概要
- パウエルFRB議長「前回会合以降に入手したデータは、金利の最終的な水準が従来の想定より高くなることを示唆している」
- 「早ければ次回、ないしその次の会合で利上げのペースを落とすのが適切となるかもしれない」
- 10月の米雇用統計は雇用が力強さを見せたが失業率は上昇
- 市場関係者「労働市場はなお非常にタイトで、失業率が中立水準付近になるにはまだ大きな調整が必要」
- 英中銀が0.75ポイント利上げ、過去33年で最大の利上げ幅
- ピーク金利については、金融市場が織り込んでいるよりも低くなる見通し
パウエル議長、ターミナルレートは予測よりも高くなるとの見方を示す
米連邦準備制度理事会(FRB)のパウエル議長は、連邦公開市場委員会(FOMC)後の記者会見で、金融当局として利上げペースの減速を念頭に置きつつも、インフレ退治に必要なだけ金利を引き上げる用意があることを明確にするタカ派的な発言をおこないました。FOMCは市場予想通り4会合連続の0.75ポイントの利上げを決めましたが、パウエル議長は記者会見で「前回会合以降に入手したデータは、金利の最終的な水準が従来の想定より高くなることを示唆している」と述べています。
3月の利上げ開始前には0~0.25%だった政策金利は、今回の利上げで3.75〜4.0%となりました。しかしながら米国経済は底堅く、インフレ率は約40年ぶりの高水準で高止まりしている状況です。
パウエル議長は「十分に景気抑制的と考えられる金利水準に達するまでには、なお幾分か道のりが残されている」との見方を示しました。一方、「早ければ次回、ないしその次の会合で利上げのペースを落とすのが適切となるかもしれない」とも語っています。
つまり、ターミナルレート(金利の最終到達点)に近づくにつれて利上げのペースは落とすものの、ターミナルレート自体は9月時点の当局者予測よりも高くなるとの見方を示しました。これにより、投資家の間では従来の想定よりも高めのターミナルレートを織り込む動きが広がることになりました。
2023年の政策金利のピーク予想は、引き締めペース減速の可能性が示唆された後に瞬間的に5.00%を割り込んだものの、取引終了までには新たなピークは来年5月会合時の5.10%との見通しに転じています。今後の焦点は次回の利上げ幅から、政策金利がどこでピークに達して、ピークの水準にどの程度とどまるかに移ることになりそうです。
10月の米雇用統計は強弱入り交じる結果に
10月の米非農業部門雇用者数は市場予想が前月比19万3000人増、結果が26万1000人増となり、市場予想を上回りました。
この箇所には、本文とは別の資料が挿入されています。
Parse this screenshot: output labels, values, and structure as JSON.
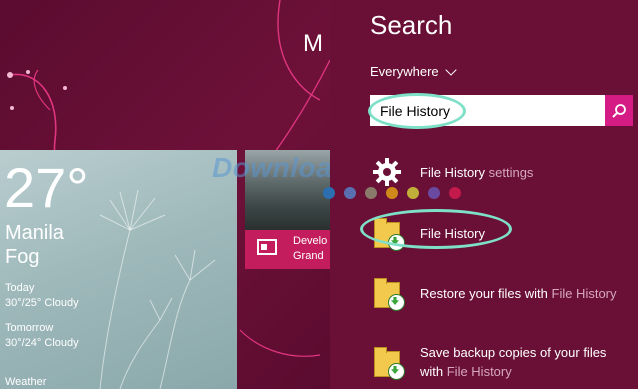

しかし失業率は市場予想3.6%、結果が3.7%となり、強弱が入り交じることになりました。
今回の雇用統計は速いペースでの利上げや景気見通し悪化にも関わらず、労働者に対する需要が引き続き強いことを示唆しています。レイオフ(一時的な解雇)は増えつつあるものの歴史的に見れば非常に低水準であり、極めて高水準の求人件数を背景とした人材獲得競争が賃金を押し上げているのが現状です。
労働需要は経済のエンジンである個人消費を支える上でプラスに働きます。とはいえ、インフレ沈静化を目指すFRBの取り組みを一層困難にさせ、この先何カ月にもわたり厳しい引き締めを継続することにつながるでしょう。FRBのパウエル議長は労働市場の状況について、「明白な形ではまだ軟化していない」と述べています。
しかし、雇用の増加ペースは鈍化しつつあり、10月の雇用者数の増加幅は市場予想を上回ったものの、伸びは前月比減少となった2020年12月以降で最小となりました。市場関係者は、「10月の雇用統計は労働市場についてまちまちなシグナルを送っている。雇用の伸びは力強かった一方で、失業率が大きく上昇したためだ。データのノイズを整理した上でのわれわれの結論は、労働市場はなお非常にタイトで、失業率が中立水準付近になるにはまだ大きな調整が必要ということだ」との見解を示しています。
雇用統計発表後にドルは全面安となり、ドル円は146円台半ばで取引を終えています。
英中銀が0.75ポイント利上げ、過去33年で最大
イングランド銀行(英中央銀行)が政策金利の0.75ポイント引き上げを発表しました。利上げ幅は市場予想通りですが、過去33年で最大となっています。
しかし、将来も大幅利上げが続くとの市場の予想は強く打ち消し、市場の予想通り金利が上昇すれば2年にわたるリセッションにつながると警告しました。ピーク金利については、「金融市場が織り込んでいるよりも低くなる」との見通しも示しています。
中銀が予測の前提とした市場のピーク金利予想は約5.25%ですが、金利を3%で維持した場合にはリセッションはより短期で緩やかなものになり、インフレ率は2年後にほぼ中銀の目標水準になるとしました。